Anticipating the rebound

June 8, 2009
In April, OGJ published its annual oil and gas capital spending outlook, which reported a cut in spending worldwide (OGJ, Apr. 27, 2009, p. 26).

In April, OGJ published its annual oil and gas capital spending outlook, which reported a cut in spending worldwide (OGJ, Apr. 27, 2009, p. 26). This contraction in spending plans was brought on by the rapid decline in global oil demand and the resulting fall in oil prices.

A new analysis, however, finds that substantial spending will still take place this year, in spite of the economic downturn. Ernst & Young has released an analysis that looks at investment plans and concludes that the world’s largest national oil companies (NOCs) and the supermajors plan to invest more than $375 billion this year, despite ongoing concerns surrounding demand.

The level of uncertainty about the path of future demand is probably now at its highest in decades, driving most oil and gas producers to monitor their spending commitments closely, writes Andy Brogan, global oil and gas transaction advisory services leader for E&Y. Brogan warns that when future demand becomes more certain, spending plans could change very quickly and materially from those currently public, but many companies appear wary of having to play catch-up when the upturn materializes.

In 2009, the largest NOCs collectively plan to invest more than $275 billion on hydrocarbon development at home and abroad, according to E&Y’s report, which concedes that because many state-owned oil companies keep their spending plans private, the actual level of investment is likely to be higher.

The analysis finds that many supermajors—ExxonMobil Corp., Royal Dutch Shell PLC, BP PLC, Chevron Corp., and Total SA—collectively plan to invest as much as $100 billion in oil and gas activities this year. This compares with the $122 billion invested in 2008, but with better terms now available for equipment and services, oil companies may find that they get more for their investment.

Cautious investments

Oil and gas producers are being more cautious with investment in some subsectors and regions. When internal business units compete for capital, higher-cost or riskier projects will struggle to win approval in the current economic climate, according to Brogan.

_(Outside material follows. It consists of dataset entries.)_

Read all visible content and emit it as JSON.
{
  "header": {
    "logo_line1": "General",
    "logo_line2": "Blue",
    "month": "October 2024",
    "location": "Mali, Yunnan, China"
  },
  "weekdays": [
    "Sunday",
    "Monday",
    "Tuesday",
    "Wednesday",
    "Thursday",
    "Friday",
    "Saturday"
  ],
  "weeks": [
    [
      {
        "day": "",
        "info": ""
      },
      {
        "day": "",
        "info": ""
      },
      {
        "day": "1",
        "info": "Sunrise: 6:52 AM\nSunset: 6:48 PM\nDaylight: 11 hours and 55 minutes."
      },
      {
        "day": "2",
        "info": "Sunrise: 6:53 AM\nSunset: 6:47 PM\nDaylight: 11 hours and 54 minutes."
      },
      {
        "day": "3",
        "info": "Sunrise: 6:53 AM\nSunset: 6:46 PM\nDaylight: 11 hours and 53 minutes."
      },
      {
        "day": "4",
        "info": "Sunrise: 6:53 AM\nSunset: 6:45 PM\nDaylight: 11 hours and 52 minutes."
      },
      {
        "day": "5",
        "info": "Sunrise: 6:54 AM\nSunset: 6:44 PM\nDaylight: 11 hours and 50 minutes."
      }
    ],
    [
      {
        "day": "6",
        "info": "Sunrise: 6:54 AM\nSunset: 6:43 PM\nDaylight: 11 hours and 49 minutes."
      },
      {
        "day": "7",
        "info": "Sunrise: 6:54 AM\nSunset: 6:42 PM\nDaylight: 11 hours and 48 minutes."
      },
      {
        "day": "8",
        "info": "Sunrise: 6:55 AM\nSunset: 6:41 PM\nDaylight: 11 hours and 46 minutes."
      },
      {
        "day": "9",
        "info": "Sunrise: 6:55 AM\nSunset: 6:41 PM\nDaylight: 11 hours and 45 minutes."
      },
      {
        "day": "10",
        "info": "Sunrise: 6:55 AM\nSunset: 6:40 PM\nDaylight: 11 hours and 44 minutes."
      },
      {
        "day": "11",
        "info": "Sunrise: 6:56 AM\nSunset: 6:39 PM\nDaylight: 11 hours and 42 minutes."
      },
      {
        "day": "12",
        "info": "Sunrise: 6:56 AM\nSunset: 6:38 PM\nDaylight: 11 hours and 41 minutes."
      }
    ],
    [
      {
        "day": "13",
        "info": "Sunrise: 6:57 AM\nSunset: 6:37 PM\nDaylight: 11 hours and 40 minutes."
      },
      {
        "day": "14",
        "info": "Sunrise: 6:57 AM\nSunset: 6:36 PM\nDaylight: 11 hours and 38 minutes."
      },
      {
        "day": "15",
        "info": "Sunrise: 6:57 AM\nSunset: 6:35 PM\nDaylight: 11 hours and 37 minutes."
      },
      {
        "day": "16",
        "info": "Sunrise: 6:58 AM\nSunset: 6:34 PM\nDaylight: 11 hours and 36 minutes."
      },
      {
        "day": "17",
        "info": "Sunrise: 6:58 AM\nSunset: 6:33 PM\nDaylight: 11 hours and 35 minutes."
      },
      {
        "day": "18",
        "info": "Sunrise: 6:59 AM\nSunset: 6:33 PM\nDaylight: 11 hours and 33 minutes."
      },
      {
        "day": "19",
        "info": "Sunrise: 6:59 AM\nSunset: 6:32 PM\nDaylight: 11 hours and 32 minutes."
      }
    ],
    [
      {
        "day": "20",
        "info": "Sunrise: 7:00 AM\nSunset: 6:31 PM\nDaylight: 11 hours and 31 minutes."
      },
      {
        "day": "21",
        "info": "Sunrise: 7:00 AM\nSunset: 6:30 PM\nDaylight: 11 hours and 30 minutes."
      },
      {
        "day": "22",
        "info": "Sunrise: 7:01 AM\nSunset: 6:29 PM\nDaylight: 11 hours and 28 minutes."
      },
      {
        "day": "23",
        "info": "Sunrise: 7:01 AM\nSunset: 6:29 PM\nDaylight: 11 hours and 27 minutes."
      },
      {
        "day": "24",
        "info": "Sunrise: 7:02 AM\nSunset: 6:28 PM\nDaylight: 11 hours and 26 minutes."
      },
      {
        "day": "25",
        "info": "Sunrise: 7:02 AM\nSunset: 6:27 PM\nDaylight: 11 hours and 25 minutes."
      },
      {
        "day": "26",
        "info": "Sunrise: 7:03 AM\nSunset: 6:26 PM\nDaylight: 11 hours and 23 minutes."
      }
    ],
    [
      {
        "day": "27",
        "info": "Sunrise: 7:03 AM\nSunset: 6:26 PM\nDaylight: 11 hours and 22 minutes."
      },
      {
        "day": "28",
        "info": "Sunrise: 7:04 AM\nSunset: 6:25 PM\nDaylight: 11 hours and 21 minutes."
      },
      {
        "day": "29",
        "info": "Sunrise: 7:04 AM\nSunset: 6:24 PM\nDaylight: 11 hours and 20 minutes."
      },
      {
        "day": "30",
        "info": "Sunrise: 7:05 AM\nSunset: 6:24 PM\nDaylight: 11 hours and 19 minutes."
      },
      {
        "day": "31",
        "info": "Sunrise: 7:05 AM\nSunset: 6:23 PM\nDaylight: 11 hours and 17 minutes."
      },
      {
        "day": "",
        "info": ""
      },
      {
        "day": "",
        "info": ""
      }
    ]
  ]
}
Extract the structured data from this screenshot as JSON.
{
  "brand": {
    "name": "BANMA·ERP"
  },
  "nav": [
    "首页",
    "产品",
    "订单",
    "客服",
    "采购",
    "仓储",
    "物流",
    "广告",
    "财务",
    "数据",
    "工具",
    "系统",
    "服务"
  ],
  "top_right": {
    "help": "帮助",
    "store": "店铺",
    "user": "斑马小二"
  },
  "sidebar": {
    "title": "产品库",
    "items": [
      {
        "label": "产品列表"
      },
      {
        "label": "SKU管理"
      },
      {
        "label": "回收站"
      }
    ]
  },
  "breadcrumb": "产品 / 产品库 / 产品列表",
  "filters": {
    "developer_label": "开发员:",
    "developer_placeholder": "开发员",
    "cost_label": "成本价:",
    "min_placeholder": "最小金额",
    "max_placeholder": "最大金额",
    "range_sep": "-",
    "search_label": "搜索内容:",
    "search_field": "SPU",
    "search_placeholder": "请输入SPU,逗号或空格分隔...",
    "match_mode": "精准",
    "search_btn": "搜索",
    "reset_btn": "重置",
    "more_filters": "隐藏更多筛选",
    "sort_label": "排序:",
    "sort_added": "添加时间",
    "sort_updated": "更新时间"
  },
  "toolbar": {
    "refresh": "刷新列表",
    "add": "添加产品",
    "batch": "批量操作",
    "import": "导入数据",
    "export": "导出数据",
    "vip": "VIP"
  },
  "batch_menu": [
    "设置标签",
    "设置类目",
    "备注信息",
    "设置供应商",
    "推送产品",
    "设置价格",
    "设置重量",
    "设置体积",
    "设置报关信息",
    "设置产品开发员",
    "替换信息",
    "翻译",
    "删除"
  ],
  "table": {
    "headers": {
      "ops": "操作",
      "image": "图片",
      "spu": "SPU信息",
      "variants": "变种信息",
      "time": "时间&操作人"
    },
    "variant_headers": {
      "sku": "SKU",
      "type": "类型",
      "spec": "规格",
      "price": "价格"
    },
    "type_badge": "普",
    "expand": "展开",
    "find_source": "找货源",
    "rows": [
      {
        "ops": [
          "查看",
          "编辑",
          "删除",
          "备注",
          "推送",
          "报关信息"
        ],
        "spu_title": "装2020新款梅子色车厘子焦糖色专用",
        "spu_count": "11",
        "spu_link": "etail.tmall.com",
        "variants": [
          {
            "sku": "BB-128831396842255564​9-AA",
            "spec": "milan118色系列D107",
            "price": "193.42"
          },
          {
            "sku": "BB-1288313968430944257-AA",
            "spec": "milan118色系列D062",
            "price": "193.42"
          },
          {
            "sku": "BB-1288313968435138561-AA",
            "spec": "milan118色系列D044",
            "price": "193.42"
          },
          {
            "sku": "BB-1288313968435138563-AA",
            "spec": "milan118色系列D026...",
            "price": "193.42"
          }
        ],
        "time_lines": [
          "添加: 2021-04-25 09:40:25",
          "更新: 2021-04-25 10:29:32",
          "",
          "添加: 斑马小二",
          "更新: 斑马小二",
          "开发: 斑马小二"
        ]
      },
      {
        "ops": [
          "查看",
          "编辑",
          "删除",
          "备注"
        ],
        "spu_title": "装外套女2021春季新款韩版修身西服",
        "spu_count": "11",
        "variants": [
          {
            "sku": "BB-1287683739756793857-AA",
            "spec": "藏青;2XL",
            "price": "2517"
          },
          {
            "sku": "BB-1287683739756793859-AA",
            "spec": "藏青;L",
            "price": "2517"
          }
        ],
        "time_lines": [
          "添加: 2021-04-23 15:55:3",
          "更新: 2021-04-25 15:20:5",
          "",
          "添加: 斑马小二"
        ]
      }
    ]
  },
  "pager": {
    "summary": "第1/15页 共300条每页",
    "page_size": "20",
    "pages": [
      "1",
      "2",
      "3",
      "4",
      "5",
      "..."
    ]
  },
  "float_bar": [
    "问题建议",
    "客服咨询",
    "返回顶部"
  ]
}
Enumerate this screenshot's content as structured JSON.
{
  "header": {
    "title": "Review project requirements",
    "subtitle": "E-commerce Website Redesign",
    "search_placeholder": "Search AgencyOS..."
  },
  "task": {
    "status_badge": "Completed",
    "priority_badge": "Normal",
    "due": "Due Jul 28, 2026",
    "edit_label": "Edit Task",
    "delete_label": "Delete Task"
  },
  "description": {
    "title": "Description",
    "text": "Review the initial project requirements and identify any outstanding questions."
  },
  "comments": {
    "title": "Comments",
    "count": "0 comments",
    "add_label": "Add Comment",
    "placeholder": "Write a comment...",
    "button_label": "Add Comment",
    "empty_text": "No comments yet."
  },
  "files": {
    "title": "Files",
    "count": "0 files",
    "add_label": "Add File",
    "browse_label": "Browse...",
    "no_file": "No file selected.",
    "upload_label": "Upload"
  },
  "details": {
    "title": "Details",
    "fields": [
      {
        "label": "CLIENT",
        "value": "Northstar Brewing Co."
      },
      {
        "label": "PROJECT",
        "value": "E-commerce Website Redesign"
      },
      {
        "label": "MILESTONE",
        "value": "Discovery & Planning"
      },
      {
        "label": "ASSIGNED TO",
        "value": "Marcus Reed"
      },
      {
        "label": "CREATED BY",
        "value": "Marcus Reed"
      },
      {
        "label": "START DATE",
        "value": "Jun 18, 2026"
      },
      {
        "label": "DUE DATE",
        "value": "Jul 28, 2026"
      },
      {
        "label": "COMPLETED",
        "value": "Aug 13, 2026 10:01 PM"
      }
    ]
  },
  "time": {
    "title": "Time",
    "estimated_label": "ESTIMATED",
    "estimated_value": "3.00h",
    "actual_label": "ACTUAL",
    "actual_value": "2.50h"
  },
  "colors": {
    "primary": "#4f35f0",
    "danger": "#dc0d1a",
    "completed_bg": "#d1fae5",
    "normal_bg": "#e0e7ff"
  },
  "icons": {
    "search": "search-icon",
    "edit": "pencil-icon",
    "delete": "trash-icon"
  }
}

The regions most likely to see a decrease in investment in the short term include mature basins where costs are typically higher, countries with unstable fiscal regimes, and countries or regions where security concerns raise operating costs.

Reduced availability of capital and tougher credit terms will impact the ability of smaller producers to fund ongoing operations and bring assets into production. Many smaller, independent companies, making significant reductions in their planned investment for 2009, are prioritizing their most advanced or promising projects to minimize investment risk and increase revenue streams.

And because independent oil and gas companies typically own or control reserves in countries where large international oil companies (IOCs) are not active or have a limited presence, cutbacks in spending by independents could impact the longer-term viability of oil and gas production in less-developed regions, the report says.

Cost-control keys

Brogan says that in light of economic turbulence and oil price volatility, cost containment has become a strategic priority for companies, and companies that achieve successful project results are likely to possess some key attributes that keep costs in check.

One key is an effective risk-management process with a clear line of sight between project, portfolio, and strategic risk management such that strategic objectives are supported by tactics that address operational, business-specific, and macroeconomic threats.

Also, companies must undertake rigorous portfolio management, give greater scrutiny to project selection, and provide more certainty during the feasibility phase to project costs and human resource requirements. In a challenging environment, companies need to consider more carefully where best to allocate finite resources.

A third key to cost control is to invest wisely in enabling technology, processes, and systems to deliver a seamless, effective global operation and knowledge transfer. Also, standardized processes and systems will help underpin greater governance and enhanced oversight, enabling improved transparency and allowing strategic hubs to control worldwide projects without jeopardizing quality, cost, or schedule, according to the E&Y report.

Organizations also will need to have active stakeholder management plans, Brogan says. At the highest level, these plans address relationships between NOCs and IOCs and influence how they effectively interact with governments, local communities, joint venture partners, and the supply chain in a manner that not only supports successful project execution but also promotes a responsible corporate brand image.